Varriale, who injured his back in a fight with Natale-Hjorth while his partner grappled with Elder, said officers identified themselves as riflemen.
At the time of the murder, Elder was 19 and was traveling across Europe without his family, a trip his mother to court said they hoped would bring him a new start in life after several years marked by battles against the depression and a suicide attempt. Natale-Hjorth, then 18, was spending the summer holidays, as usual, with her Italian grandparents and uncle, who live near Rome.
The teenagers of the time had gathered in Rome for what was supposed to be two days of sightseeing and nightlife.
Prosecutors alleged that Elder pushed a 7-inch (18-centimeter) military-style attack knife repeatedly into Cerciello Rega, who was bleeding profusely.
Elder told the court that the heavy Cerciello Rega, brawling with him, was above him on the ground, and he feared he would be strangled. The elder said he took out the knife and stabbed him to avoid being killed, and when the officer didn’t immediately let him go, he stabbed him again.
After the stabbing, the Americans ran to their hotel room, where, according to Natale-Hjorth, Elder cleaned the knife and then asked her to hide it. Natale-Hjorth, who testified that although he was unaware his friend brought the knife to the date, he hid the knife behind a ceiling panel in their bedroom, where it was discovered hours later by the police.
The defendants had told the court that several hours before the stabbing they had attempted to buy cocaine in the nightlife district of Trastevere in Rome. With the intervention of a middleman, they paid a dealer, but instead of cocaine, they received an aspirin-like tablet.
Before Natale-Hjorth could confront the dealer, a separate carabinieri patrol in the neighborhood intervened and everyone dispersed. The Americans ripped off the middleman’s backpack in retaliation and used a cell phone that was inside to set up a meeting in an attempt to exchange the bag and phone for the money they had. lost in the bad drug deal.
From virtually its inception, the lawsuit has largely boiled down to Varriale’s word against that of the young American visitors.
Photos of the newlyweds, with Cerciello Rega in his uniform, after their wedding, were widely circulated in Italian media after the murder and during the trial.
Elder’s attorney, Borzone, argued his client had deep psychiatric issues, including a constant fear of being assaulted.
Franco Coppi, a lawyer representing part of the Cerciello Rega family, said the jury’s decision reflected the “gravity of the act, an atrocious crime”.
Yet he refused to say he was satisfied, “because I can’t help but think that such a harsh sentence is falling on two young men in their twenties.”
The jury must set out in detail the reasons for its decisions within 90 days. The justification would then form the basis of any appeal.

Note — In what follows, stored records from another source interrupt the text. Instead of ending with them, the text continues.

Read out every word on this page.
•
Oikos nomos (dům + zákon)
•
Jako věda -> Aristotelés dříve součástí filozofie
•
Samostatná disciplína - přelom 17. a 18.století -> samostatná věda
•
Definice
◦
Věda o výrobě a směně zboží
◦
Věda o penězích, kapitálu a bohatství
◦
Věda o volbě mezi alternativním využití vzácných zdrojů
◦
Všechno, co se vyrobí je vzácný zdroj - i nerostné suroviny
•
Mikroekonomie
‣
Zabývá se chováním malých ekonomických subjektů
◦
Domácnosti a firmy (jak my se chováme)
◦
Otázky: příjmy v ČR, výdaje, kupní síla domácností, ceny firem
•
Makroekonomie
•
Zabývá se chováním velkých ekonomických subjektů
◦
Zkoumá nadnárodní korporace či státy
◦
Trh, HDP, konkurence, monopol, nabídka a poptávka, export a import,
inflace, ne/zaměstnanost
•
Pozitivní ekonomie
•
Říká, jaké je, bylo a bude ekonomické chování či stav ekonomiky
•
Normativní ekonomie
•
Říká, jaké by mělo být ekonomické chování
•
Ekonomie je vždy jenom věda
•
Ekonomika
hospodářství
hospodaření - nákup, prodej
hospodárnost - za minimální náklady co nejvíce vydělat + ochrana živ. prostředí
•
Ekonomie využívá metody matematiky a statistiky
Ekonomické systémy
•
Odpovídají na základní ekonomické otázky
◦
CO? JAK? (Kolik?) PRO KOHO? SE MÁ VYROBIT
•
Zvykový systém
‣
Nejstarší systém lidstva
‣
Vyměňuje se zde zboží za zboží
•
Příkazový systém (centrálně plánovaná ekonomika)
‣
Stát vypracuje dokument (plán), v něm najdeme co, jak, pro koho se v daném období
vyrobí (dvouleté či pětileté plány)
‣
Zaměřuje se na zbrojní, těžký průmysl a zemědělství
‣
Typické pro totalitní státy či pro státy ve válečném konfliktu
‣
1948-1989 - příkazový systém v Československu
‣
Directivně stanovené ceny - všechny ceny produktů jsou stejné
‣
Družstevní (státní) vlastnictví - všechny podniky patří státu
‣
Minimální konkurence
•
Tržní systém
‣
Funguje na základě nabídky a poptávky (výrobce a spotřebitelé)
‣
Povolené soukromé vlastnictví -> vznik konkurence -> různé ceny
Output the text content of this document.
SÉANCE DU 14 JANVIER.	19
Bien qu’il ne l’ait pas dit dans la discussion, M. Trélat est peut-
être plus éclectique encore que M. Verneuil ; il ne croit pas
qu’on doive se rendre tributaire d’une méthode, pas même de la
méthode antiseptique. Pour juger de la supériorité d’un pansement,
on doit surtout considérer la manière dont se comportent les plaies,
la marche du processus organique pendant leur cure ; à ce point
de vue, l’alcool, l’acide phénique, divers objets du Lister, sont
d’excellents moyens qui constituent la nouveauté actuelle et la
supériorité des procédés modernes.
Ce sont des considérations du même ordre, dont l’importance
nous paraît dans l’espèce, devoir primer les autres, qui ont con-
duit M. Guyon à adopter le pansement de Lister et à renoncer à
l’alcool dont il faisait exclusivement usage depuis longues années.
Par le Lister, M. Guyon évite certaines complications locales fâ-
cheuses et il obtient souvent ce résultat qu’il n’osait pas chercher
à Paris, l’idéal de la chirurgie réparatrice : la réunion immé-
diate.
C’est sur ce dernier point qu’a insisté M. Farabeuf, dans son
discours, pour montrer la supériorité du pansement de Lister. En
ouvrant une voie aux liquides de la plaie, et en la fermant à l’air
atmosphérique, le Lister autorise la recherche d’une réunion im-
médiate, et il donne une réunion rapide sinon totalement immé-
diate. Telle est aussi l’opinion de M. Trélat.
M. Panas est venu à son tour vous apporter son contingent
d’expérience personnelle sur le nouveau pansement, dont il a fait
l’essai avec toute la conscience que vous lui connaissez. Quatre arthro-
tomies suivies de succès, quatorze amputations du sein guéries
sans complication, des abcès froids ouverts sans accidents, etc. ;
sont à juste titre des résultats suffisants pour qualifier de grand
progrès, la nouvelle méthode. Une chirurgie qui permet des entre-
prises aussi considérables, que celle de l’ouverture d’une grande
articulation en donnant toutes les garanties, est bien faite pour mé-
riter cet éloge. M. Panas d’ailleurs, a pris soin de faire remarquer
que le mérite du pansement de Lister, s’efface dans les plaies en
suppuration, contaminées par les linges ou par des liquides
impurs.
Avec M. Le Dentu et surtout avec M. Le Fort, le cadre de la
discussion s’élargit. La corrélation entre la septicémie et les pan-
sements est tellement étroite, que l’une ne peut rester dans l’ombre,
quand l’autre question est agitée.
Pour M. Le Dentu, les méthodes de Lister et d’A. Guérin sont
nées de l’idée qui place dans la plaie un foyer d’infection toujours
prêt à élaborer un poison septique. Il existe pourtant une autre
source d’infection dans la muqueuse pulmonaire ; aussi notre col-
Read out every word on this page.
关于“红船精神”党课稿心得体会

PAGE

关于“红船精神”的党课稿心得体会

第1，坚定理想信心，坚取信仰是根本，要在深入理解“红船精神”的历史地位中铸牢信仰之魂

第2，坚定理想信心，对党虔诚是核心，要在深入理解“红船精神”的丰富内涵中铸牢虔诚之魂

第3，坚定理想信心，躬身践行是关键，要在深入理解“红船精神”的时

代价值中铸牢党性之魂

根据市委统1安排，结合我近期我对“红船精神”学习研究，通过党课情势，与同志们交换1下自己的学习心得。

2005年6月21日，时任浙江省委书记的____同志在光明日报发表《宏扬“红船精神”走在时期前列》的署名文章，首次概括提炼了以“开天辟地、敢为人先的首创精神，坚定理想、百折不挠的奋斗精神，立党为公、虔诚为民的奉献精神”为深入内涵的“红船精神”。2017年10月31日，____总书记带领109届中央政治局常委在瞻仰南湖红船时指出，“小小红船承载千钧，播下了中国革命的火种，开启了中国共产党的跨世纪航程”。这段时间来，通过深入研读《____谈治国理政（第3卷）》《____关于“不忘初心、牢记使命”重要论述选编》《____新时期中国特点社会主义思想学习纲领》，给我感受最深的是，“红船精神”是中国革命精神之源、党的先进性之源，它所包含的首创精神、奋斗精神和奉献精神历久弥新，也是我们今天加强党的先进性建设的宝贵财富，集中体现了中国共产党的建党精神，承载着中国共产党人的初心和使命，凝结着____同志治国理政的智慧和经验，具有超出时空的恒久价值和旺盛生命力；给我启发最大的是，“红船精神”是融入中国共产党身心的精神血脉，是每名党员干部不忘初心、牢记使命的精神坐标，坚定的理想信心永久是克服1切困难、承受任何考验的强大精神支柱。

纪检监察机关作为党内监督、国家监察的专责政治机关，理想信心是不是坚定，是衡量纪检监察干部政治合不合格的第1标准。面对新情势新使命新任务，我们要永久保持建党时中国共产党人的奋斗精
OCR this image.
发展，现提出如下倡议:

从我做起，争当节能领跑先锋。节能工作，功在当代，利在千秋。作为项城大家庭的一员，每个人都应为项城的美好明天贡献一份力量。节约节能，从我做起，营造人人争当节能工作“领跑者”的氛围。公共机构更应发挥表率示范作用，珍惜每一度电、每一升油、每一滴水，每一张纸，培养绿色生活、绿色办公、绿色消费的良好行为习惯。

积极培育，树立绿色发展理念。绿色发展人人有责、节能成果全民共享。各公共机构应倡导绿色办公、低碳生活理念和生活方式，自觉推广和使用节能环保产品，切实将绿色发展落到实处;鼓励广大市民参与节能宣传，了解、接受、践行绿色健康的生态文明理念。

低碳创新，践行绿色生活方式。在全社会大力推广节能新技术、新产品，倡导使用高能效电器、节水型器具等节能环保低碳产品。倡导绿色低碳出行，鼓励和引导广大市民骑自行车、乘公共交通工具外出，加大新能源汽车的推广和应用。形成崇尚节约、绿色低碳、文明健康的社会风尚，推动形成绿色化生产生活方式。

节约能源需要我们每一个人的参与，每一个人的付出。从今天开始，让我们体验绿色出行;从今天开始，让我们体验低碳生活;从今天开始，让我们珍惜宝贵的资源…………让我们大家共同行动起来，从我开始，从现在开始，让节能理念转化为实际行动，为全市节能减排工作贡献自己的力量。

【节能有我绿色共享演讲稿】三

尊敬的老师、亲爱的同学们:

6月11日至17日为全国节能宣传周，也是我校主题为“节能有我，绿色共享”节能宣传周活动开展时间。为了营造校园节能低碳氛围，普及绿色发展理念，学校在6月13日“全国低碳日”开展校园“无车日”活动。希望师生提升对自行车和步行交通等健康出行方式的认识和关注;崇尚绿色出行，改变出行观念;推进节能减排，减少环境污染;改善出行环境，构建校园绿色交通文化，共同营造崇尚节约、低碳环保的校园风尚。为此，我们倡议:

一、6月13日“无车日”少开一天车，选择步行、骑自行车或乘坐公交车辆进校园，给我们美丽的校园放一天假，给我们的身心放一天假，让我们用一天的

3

Coppi, one of Italy’s most famous criminal defense attorneys, said he believes it is not possible to ascribe less guilt to Natale-Hjorth, even though he did not wielded the knife, as the jury apparently agreed with prosecutors’ claims that he was the architect of the ill-fated plan to get their drug money back.
AP journalist Maria Grazia Murru in Rome contributed to this report.